What message are your shoes sending to the world about your personality?
People make surprisingly accurate guesses about other people’s personalities from relatively little information.
Shoes are often said to be a good indicator of a person’s personality — and psychological research agrees.
A study of 208 people looking only at pictures of shoes has found people could pick out some personality traits of their owners.
The shoes in the pictures were the ones the owner wore most often.
So, here is your guide to reading someone’s personality just by looking at their shoes (and what your shoes are telling other people).
To spot a more agreeable person, look for affordable and practical shoes.
People wearing shoes with pointy toes, those that are obviously branded or expensive, mean the wearer is likely to be less agreeable.
Anxiously attached people tend to wear shoes that look brand new.
‘Anxiously attached’ is psychologist-talk for people who are needy.
Needy people want your approval and perhaps their shiny, new shoes are one way they hope to get it.
The study’s authors explain:
“People with anxious orientation constantly desire caring and attention.

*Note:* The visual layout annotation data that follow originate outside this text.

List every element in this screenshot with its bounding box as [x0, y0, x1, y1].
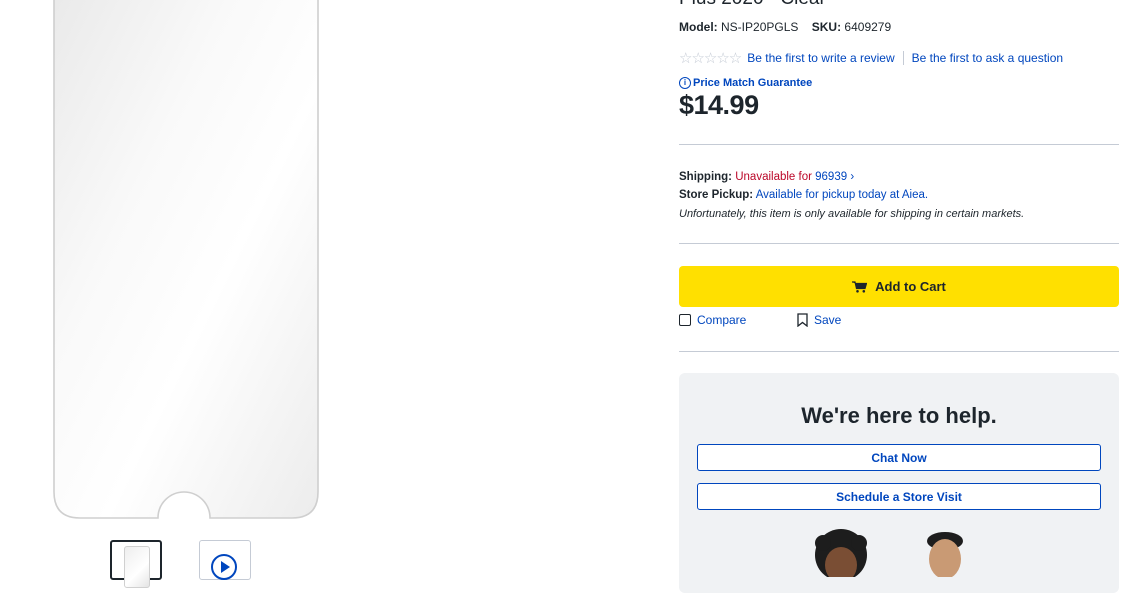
schedule-visit-button[interactable]: Schedule a Store Visit [697, 483, 1101, 510]
pickup-store-link[interactable]: Available for pickup today at Aiea. [756, 189, 928, 201]
add-to-cart-label: Add to Cart [875, 279, 946, 294]
add-to-cart-button[interactable]: Add to Cart [679, 266, 1119, 307]
chat-now-button[interactable]: Chat Now [697, 444, 1101, 471]
info-icon: i [679, 77, 691, 89]
help-title: We're here to help. [801, 403, 997, 428]
cart-icon [852, 280, 868, 293]
divider [679, 243, 1119, 244]
model-value: NS-IP20PGLS [721, 20, 799, 34]
compare-label: Compare [697, 313, 747, 327]
price-match-label: Price Match Guarantee [693, 77, 813, 89]
model-sku-line: Model: NS-IP20PGLS SKU: 6409279 [679, 20, 891, 34]
shipping-status: Unavailable for [735, 171, 812, 183]
star-icon: ☆☆☆☆☆ [679, 50, 742, 67]
zip-link[interactable]: 96939 › [815, 171, 854, 183]
sku-value: 6409279 [844, 20, 892, 34]
price: $14.99 [679, 90, 759, 120]
save-button[interactable]: Save [797, 313, 841, 327]
pickup-label: Store Pickup: [679, 189, 754, 201]
shipping-line: Shipping: Unavailable for 96939 › [679, 171, 854, 183]
play-icon [211, 554, 237, 580]
checkbox-icon [679, 314, 691, 326]
pickup-line: Store Pickup: Available for pickup today… [679, 189, 928, 201]
bookmark-icon [797, 313, 808, 327]
availability-note: Unfortunately, this item is only availab… [679, 208, 1025, 220]
divider [679, 144, 1119, 145]
model-label: Model: [679, 20, 718, 34]
price-match-link[interactable]: i Price Match Guarantee [679, 77, 812, 89]
save-label: Save [814, 313, 842, 327]
write-review-link[interactable]: Be the first to write a review [747, 51, 894, 65]
thumbnail-image[interactable] [110, 540, 162, 588]
divider [679, 351, 1119, 352]
product-image[interactable] [52, 0, 320, 520]
shipping-label: Shipping: [679, 171, 733, 183]
review-line: ☆☆☆☆☆ Be the first to write a review Be … [679, 49, 1063, 67]
product-title: Plus 2020 - Clear [679, 0, 826, 10]
compare-checkbox[interactable]: Compare [679, 313, 746, 327]
ask-question-link[interactable]: Be the first to ask a question [912, 51, 1063, 65]
sku-label: SKU: [811, 20, 842, 34]
divider [902, 51, 904, 65]
thumbnail-video[interactable] [199, 540, 251, 580]
help-card: We're here to help. Chat Now Schedule a … [679, 373, 1119, 593]
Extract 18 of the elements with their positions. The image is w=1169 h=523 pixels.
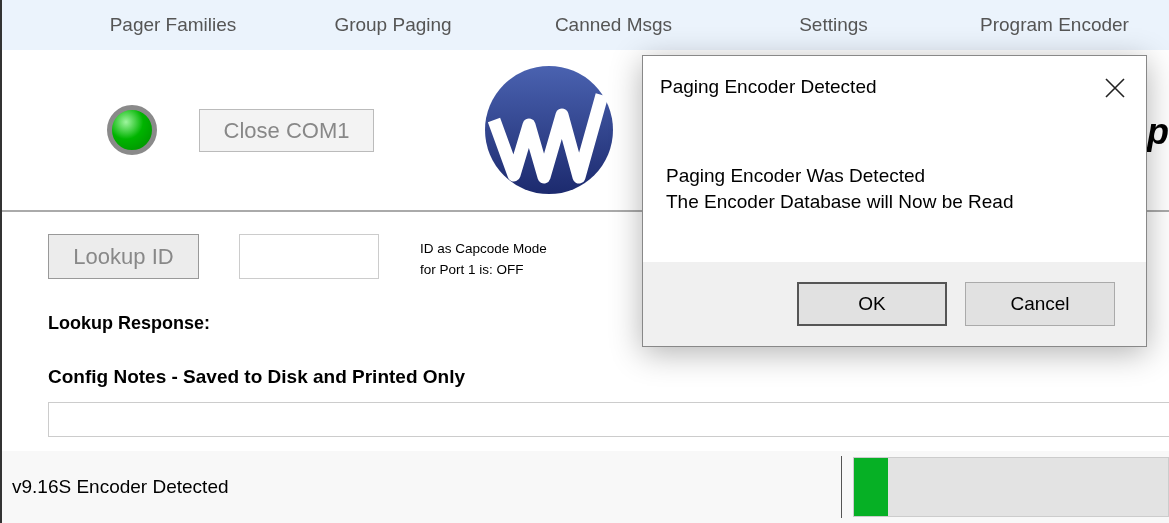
dialog-title: Paging Encoder Detected xyxy=(660,75,877,100)
capcode-mode-note: ID as Capcode Mode for Port 1 is: OFF xyxy=(420,240,547,279)
status-text: v9.16S Encoder Detected xyxy=(12,474,230,499)
logo-icon xyxy=(484,65,614,195)
menu-item[interactable]: Settings xyxy=(791,10,876,40)
menu-item[interactable]: Program Encoder xyxy=(962,10,1147,40)
menu-item[interactable]: Group Paging xyxy=(320,10,466,40)
menu-item[interactable]: Pager Families xyxy=(97,10,249,40)
config-notes-label: Config Notes - Saved to Disk and Printed Only xyxy=(48,365,466,389)
dialog-button[interactable]: Cancel xyxy=(965,282,1115,326)
dialog-message: Paging Encoder Was Detected The Encoder Database will Now be Read xyxy=(666,164,1015,214)
app-title: p xyxy=(1147,110,1169,154)
close-icon[interactable] xyxy=(1104,76,1126,99)
menu-item[interactable]: Canned Msgs xyxy=(542,10,685,40)
dialog-button[interactable]: OK xyxy=(797,282,947,326)
config-notes-field[interactable] xyxy=(48,401,1169,437)
lookup-response-label: Lookup Response: xyxy=(48,312,211,335)
id-input-field[interactable] xyxy=(239,234,379,279)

One strategy for achieving attention is to decorate oneself in an expressive way, so that others would easily detect one’s style.
Thus, it is possible that anxiously attached people tend to wear shoes that are more in line with their personal characteristics, which makes them more observable and means they will more easily stand out.”
Naturally, people with more money tend to wear more stylish shoes.
Women, in general, also tend to wear more expensive, branded shoes than men.
People wearing worn out shoes and/or high tops are more likely to be extraverted.
High-topped shoes are also linked to being more conscientious.
In general, people are pretty good at reading personality from shoes, the study’s authors write:
“Observers agreed on many of the shoe owner characteristics, and they were reasonably accurate; observer ratings were correlated with the shoe owners’ self-ratings.”
However, the people in the study also made some consistent mistakes when trying to read personality from shoes.
Colourful, bright shoes did not necessarily belong to extraverted people.
Attractive shoes in good condition did not necessarily belong to conscientious people.
Shabby shoes did not necessarily belong to a liberal!
In fact, you can tell very little about someone’s politics from their shoes, apparently.
The study was published in the Journal of Research in Personality (Gillath et al., 2012).